Now, let’s work on building our feelings of worth and competence. The key here is on building. This can be done by practicing tasks with which we have some success, challenging ourselves ever so slightly more each time, and receiving some type of encouragement from a social support along the way. This means stepping away from the mirror and stepping into something we enjoy or can master. Not feeling like a supermodel? Really awesome at finishing crossword puzzles? Complete a challenging puzzle to give yourself a boost in the “I can do it” department. Although building self-confidence in one area may not increase self-confidence in another area, with enough of these boosts, you may start to feel so good about other talents (and be so busy with them) that you have less attention to devote to your physical insecurities.

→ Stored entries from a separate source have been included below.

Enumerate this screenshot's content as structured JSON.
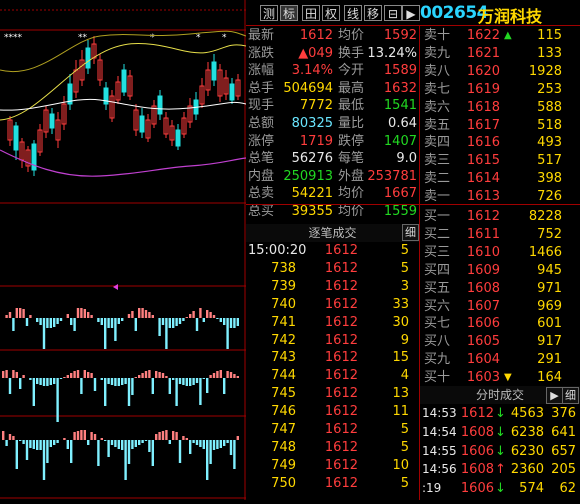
{
  "toolbar": {
    "buttons": [
      "测",
      "标",
      "田",
      "权",
      "线",
      "移",
      "⊟",
      "▶"
    ]
  },
  "stock": {
    "code": "002654",
    "name": "万润科技"
  },
  "sell_levels": [
    {
      "label": "卖十",
      "price": "1622",
      "vol": "115",
      "arrow": "▲"
    },
    {
      "label": "卖九",
      "price": "1621",
      "vol": "133",
      "arrow": ""
    },
    {
      "label": "卖八",
      "price": "1620",
      "vol": "1928",
      "arrow": ""
    },
    {
      "label": "卖七",
      "price": "1619",
      "vol": "253",
      "arrow": ""
    },
    {
      "label": "卖六",
      "price": "1618",
      "vol": "588",
      "arrow": ""
    },
    {
      "label": "卖五",
      "price": "1617",
      "vol": "518",
      "arrow": ""
    },
    {
      "label": "卖四",
      "price": "1616",
      "vol": "493",
      "arrow": ""
    },
    {
      "label": "卖三",
      "price": "1615",
      "vol": "517",
      "arrow": ""
    },
    {
      "label": "卖二",
      "price": "1614",
      "vol": "398",
      "arrow": ""
    },
    {
      "label": "卖一",
      "price": "1613",
      "vol": "726",
      "arrow": ""
    }
  ],
  "buy_levels": [
    {
      "label": "买一",
      "price": "1612",
      "vol": "8228",
      "arrow": ""
    },
    {
      "label": "买二",
      "price": "1611",
      "vol": "752",
      "arrow": ""
    },
    {
      "label": "买三",
      "price": "1610",
      "vol": "1466",
      "arrow": ""
    },
    {
      "label": "买四",
      "price": "1609",
      "vol": "945",
      "arrow": ""
    },
    {
      "label": "买五",
      "price": "1608",
      "vol": "971",
      "arrow": ""
    },
    {
      "label": "买六",
      "price": "1607",
      "vol": "969",
      "arrow": ""
    },
    {
      "label": "买七",
      "price": "1606",
      "vol": "601",
      "arrow": ""
    },
    {
      "label": "买八",
      "price": "1605",
      "vol": "917",
      "arrow": ""
    },
    {
      "label": "买九",
      "price": "1604",
      "vol": "291",
      "arrow": ""
    },
    {
      "label": "买十",
      "price": "1603",
      "vol": "164",
      "arrow": "▼"
    }
  ],
  "quote": [
    {
      "l1": "最新",
      "v1": "1612",
      "c1": "red",
      "l2": "均价",
      "v2": "1592",
      "c2": "red"
    },
    {
      "l1": "涨跌",
      "v1": "▲049",
      "c1": "red",
      "l2": "换手",
      "v2": "13.24%",
      "c2": "wht"
    },
    {
      "l1": "涨幅",
      "v1": "3.14%",
      "c1": "red",
      "l2": "今开",
      "v2": "1589",
      "c2": "red"
    },
    {
      "l1": "总手",
      "v1": "504694",
      "c1": "yel",
      "l2": "最高",
      "v2": "1632",
      "c2": "red"
    },
    {
      "l1": "现手",
      "v1": "7772",
      "c1": "yel",
      "l2": "最低",
      "v2": "1541",
      "c2": "grn"
    },
    {
      "l1": "总额",
      "v1": "80325",
      "c1": "cyan",
      "l2": "量比",
      "v2": "0.64",
      "c2": "wht"
    },
    {
      "l1": "涨停",
      "v1": "1719",
      "c1": "red",
      "l2": "跌停",
      "v2": "1407",
      "c2": "grn"
    },
    {
      "l1": "总笔",
      "v1": "56276",
      "c1": "wht",
      "l2": "每笔",
      "v2": "9.0",
      "c2": "wht"
    },
    {
      "l1": "内盘",
      "v1": "250913",
      "c1": "grn",
      "l2": "外盘",
      "v2": "253781",
      "c2": "red"
    },
    {
      "l1": "总卖",
      "v1": "54221",
      "c1": "yel",
      "l2": "均价",
      "v2": "1667",
      "c2": "red"
    },
    {
      "l1": "总买",
      "v1": "39355",
      "c1": "yel",
      "l2": "均价",
      "v2": "1559",
      "c2": "grn"
    }
  ],
  "tick_panel": {
    "title": "逐笔成交",
    "detail_btn": "细",
    "time": "15:00:20",
    "rows": [
      {
        "vol": "",
        "price": "1612",
        "cnt": "5"
      },
      {
        "vol": "738",
        "price": "1612",
        "cnt": "5"
      },
      {
        "vol": "739",
        "price": "1612",
        "cnt": "3"
      },
      {
        "vol": "740",
        "price": "1612",
        "cnt": "33"
      },
      {
        "vol": "741",
        "price": "1612",
        "cnt": "30"
      },
      {
        "vol": "742",
        "price": "1612",
        "cnt": "9"
      },
      {
        "vol": "743",
        "price": "1612",
        "cnt": "15"
      },
      {
        "vol": "744",
        "price": "1612",
        "cnt": "4"
      },
      {
        "vol": "745",
        "price": "1612",
        "cnt": "13"
      },
      {
        "vol": "746",
        "price": "1612",
        "cnt": "11"
      },
      {
        "vol": "747",
        "price": "1612",
        "cnt": "5"
      },
      {
        "vol": "748",
        "price": "1612",
        "cnt": "5"
      },
      {
        "vol": "749",
        "price": "1612",
        "cnt": "10"
      },
      {
        "vol": "750",
        "price": "1612",
        "cnt": "5"
      }
    ]
  },
  "minute_panel": {
    "title": "分时成交",
    "play_btn": "▶",
    "detail_btn": "细",
    "rows": [
      {
        "time": "14:53",
        "price": "1612",
        "dir": "↓",
        "vol": "4563",
        "cnt": "376"
      },
      {
        "time": "14:54",
        "price": "1608",
        "dir": "↓",
        "vol": "6238",
        "cnt": "641"
      },
      {
        "time": "14:55",
        "price": "1606",
        "dir": "↓",
        "vol": "6230",
        "cnt": "657"
      },
      {
        "time": "14:56",
        "price": "1608",
        "dir": "↑",
        "vol": "2360",
        "cnt": "205"
      },
      {
        "time": ":19",
        "price": "1606",
        "dir": "↓",
        "vol": "574",
        "cnt": "62"
      }
    ]
  },
  "chart_marks": {
    "star_groups": [
      "****",
      "**",
      "*",
      "*",
      "*"
    ]
  },
  "colors": {
    "up": "#ff3d3d",
    "down": "#22d822",
    "frame": "#a00000",
    "code": "#2ad5ff",
    "name": "#ffd800"
  }
}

Finally, and this is the biggie, practice radical self-acceptance. Learn to appreciate all aspects of yourself, trying not to label them as “good parts” or “bad parts.” This is not easy.* (Really, nothing related to self-growth is. As one of my fitness instructors reminds the class, “if it doesn’t challenge you, it doesn’t change you.”) Even as a “mature” adult, I have good days and bad days. There are times when I’m ready to be signed up as the next Victoria’s Secret model and days when I can barely concentrate in barre class because I’m too busy noticing every flaw I see in the mirror and comparing myself to the perfectly coiffed, barely sweating, willowy blonde next to me. At these times, I try to remind myself that the dripping sweat, smeared makeup, and wild hair, although perhaps not my best look, are not proof that I’m not pretty enough, but instead are signs that I’m working this class and that my body is getting stronger with every move.

*Lest I sound too preachy, I should again say that these practices often are much easier said than done. Lots of practice is required, and these alone may not be enough. There are tons of resources for self-improvement available, and counseling may help for some people, too.